When I try to get on the bed E says, ‘No, dear – now go and make a cup of tea for Miss Sinclair and me.' And gives me a gentle shove in the direction of the kitchen.
MANY YEARS HAVE passed since Sinny arose with hasty dignity from that bed, dressing gown clutched at the throat. Now E is ancient, demented and bed-ridden, no longer the mountain range but flat as a plain. ‘What happened to Miss Sinclair?' I ask during one of her periods of clarity.
‘Oh, I do not know; after your Pa died I went to hospital for a long stay and lost track of most things, including her. I know that she got a Housing Commission flat and that's where she died,' says E, almost nonchalantly. But then she leans forward and confides, darkly, ‘Sinclair was important. As you know she taught me the ways of pleasure and she chose me, me alone.' And we both sigh in unison, in agreement that simple pleasures and being chosen by someone are, after all, very, very important.
E will dally with nudity and being chosen at least one more time. Once retired, E loses confidence and signs herself into a hostel but cannot abide by the rules. In her room she spends weeks speaking but not moving. She is subjected to a barrage of tests but the results are inconclusive; her body is apparently quite healthy. E conducts interviews from her bed. ‘This place is a hotbed of communists, they are on strike, no one comes when you ring the bell.'
‘What is the strike about, E?'
‘Surely you have heard?' she snaps. ‘Rising sewerage, of course; it was up to the first-floor landing. I was flown down to the ABC to give the residents' point of view, by helicopter no less. But do not tell Head Office!'
Another time she reports that her room is full of little insects that swarm on the walls, but as soon as someone comes in they disappear. A coathanger on a hook speaks to her and is also reporting on her to Head Office. Slowly it dawns on us that E's distress clusters around the time of Edith's death; we had not thought her grief had gone so deep because E denies that Edith, my mother, is dead.
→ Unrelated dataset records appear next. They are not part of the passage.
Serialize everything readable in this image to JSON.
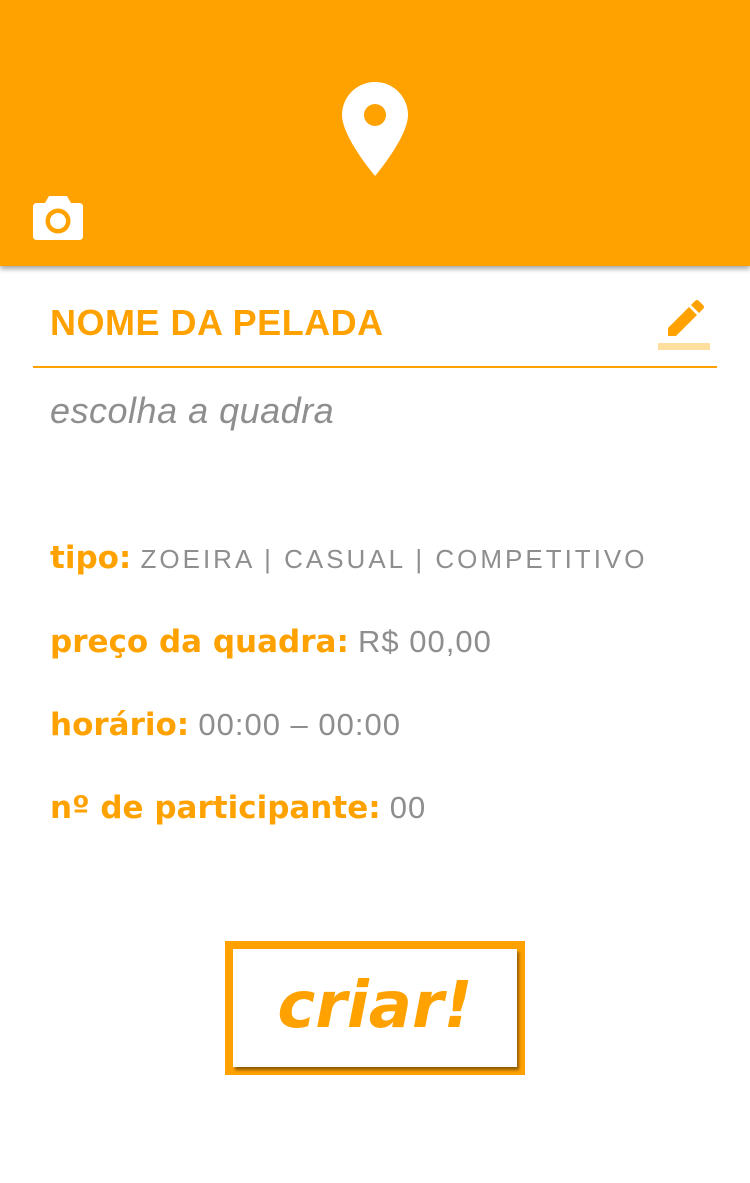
{
  "colors": {
    "accent": "#FFA200",
    "muted_text": "#8e8e8e",
    "background": "#ffffff"
  },
  "header": {
    "pin_icon": "location-pin-icon",
    "camera_icon": "camera-icon"
  },
  "form": {
    "name_title": "NOME DA PELADA",
    "edit_icon": "pencil-icon",
    "court_placeholder": "escolha a quadra",
    "type": {
      "label": "tipo:",
      "options": [
        "zoeira",
        "casual",
        "competitivo"
      ],
      "separator": " | "
    },
    "price": {
      "label": "preço da quadra:",
      "value": "R$ 00,00"
    },
    "time": {
      "label": "horário:",
      "value": "00:00 – 00:00"
    },
    "participants": {
      "label": "nº de participante:",
      "value": "00"
    }
  },
  "actions": {
    "create_label": "criar!"
  }
}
She is adamant that she never went to the funeral, never walked stiffly around the cemetery in the pouring rain, never tried to sit on the wet kerb near the grave or lay on Edith's bed at the wake, rigid as a Plantagenet dame on a tomb lid.
The hostel staff talk softly to E about Edith's death and E says that they are clever liars. But she starts to adjust, to get up for supper, and then in a burst of energy and against hostel policy goes on holiday, booking herself into an expensive B&B in a resort town. The Hevedon Manor eventually calls for her to be collected, and my brother and I travel up to find her and bring her back to the hostel. She is mad but co-operative and surprisingly happy; she says she had to leave because she was accused of swimming nude in the manor pool with a priest who wished to convert her.